These days I’m on the road a lot, and that means that I have to be expedient — can’t brew properly when I’m in a car driving, after all. Paper cup + leaves is often the way to go, with refills on the way for hot water and hopefully, the water isn’t tainted by coffee, as it very often is.
What I’ve found sometimes though is that some teas are actually better brewed in a cup, grandpa style (it seems like this term is now in much wider circulation than I thought possible), than actually trying to make it in a smaller pot, etc. Young puerh, especially, seems good for this treatment. Whereas the tea may be very bitter and somewhat acidic when brewed intensely in a small pot, in a larger cup with a higher water to tea ratio, it actually can come out pleasant, with a nice but not overwhelming sense of bitterness, and the young tea’s acidity is not overpowering to the point where you wonder if you’re drinking drain cleaners.

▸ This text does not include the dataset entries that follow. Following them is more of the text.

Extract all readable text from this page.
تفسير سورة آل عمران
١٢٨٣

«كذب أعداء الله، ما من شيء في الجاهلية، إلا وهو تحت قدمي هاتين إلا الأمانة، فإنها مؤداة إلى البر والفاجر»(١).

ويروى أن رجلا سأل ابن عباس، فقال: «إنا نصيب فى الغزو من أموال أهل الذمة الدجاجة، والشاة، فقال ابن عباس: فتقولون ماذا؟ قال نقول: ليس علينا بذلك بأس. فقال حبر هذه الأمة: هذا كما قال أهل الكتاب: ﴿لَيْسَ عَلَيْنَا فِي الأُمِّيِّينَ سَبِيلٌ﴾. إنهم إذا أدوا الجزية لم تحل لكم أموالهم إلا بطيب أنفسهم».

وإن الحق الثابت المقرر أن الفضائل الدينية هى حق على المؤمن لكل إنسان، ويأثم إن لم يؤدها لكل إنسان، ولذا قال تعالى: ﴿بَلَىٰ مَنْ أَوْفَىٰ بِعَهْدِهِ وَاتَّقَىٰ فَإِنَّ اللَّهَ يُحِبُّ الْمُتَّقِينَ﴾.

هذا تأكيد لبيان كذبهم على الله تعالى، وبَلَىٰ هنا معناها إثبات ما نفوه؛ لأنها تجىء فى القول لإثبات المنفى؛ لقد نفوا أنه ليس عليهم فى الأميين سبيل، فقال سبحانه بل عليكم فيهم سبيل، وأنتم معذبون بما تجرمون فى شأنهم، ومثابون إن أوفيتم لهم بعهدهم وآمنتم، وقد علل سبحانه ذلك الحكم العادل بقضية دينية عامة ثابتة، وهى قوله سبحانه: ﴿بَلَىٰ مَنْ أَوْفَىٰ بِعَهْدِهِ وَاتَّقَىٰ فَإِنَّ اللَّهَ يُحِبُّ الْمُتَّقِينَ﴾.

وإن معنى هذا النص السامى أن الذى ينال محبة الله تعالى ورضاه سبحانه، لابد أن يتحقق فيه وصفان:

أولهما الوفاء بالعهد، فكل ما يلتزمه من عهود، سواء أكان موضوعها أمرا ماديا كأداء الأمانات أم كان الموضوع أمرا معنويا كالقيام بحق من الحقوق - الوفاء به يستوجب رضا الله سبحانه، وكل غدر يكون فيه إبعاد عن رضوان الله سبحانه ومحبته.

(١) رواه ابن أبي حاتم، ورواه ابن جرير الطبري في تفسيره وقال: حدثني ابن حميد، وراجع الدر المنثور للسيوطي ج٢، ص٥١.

Of course, there are tricks to the trade too. You can’t drink it all before you refill — that’s disaster, because the next cup will be insipid, boring, and tasteless. You are often better off drinking water at that point. Also, you need a tea that can stand up to the sometimes coffee tainted water, so that if there’s that extra hint of java in there, you won’t notice it all too much. A wonderful green can be destroyed if you add those kind of water in your cup. I recommend a youngish (but changing) puerh or a roasty oolong.
The source of water is also important. Some kinds of establishments are better than others vis-a-vis their water. If you try to get water from a gas station, you’re pretty much doomed. Starbucks is actually not a bad place, and they always give it to you for free. Some places are stingy, like Dunkin Donuts, and want money from you for the water, which often tastes like coffee anyway. I find it wasteful sometimes, but I will usually ask for a cup of hot water, rather than handing them my tea-filled cup — they are less resistant to giving you water that way, and at any rate, my “leaves floating in brown water” cup often leaves people wondering if I’m trying to do a science experiment. Just like how kids no longer understand how meat comes from livestock, to a lot of people tea is that brown stuff you find in teabags, not whole leaves.
Time to go driving again, and today I’m drinking some of this.
1 response so far ↓
Anonymous // April 9, 2010 at 2:14 pm |
I have a travel mug and I find it keeps too much of coffee or other tea flavors in it. When I travel with tea in it I try to stick to a tea that can handle boiling water, not anything sensitive that needs 80C or 70C. So greens are usually out.
I found that yerba mate, although not tea, works great on the road, you can pack a bunch in the travel mug and keep adding boiling water to it directly.
For green tea to avoid the boiling water issue I find you have leave tea and water in the cup like you suggested, about 1/4 of the cup’s volume such that when you mix that volume with a boiling volume your end result will be a solution of 70 to 85C. At least it is a lot closer to the tolerances. That said this trick doesn’t always work, some places boiling water is no where near boiling and it is hard to tell anyways. I read your grandpa tea blog post and that is pretty dead on.
I wholly agree, travelling with black, pureh or yerba mate often does not disappoint and is the least complicated.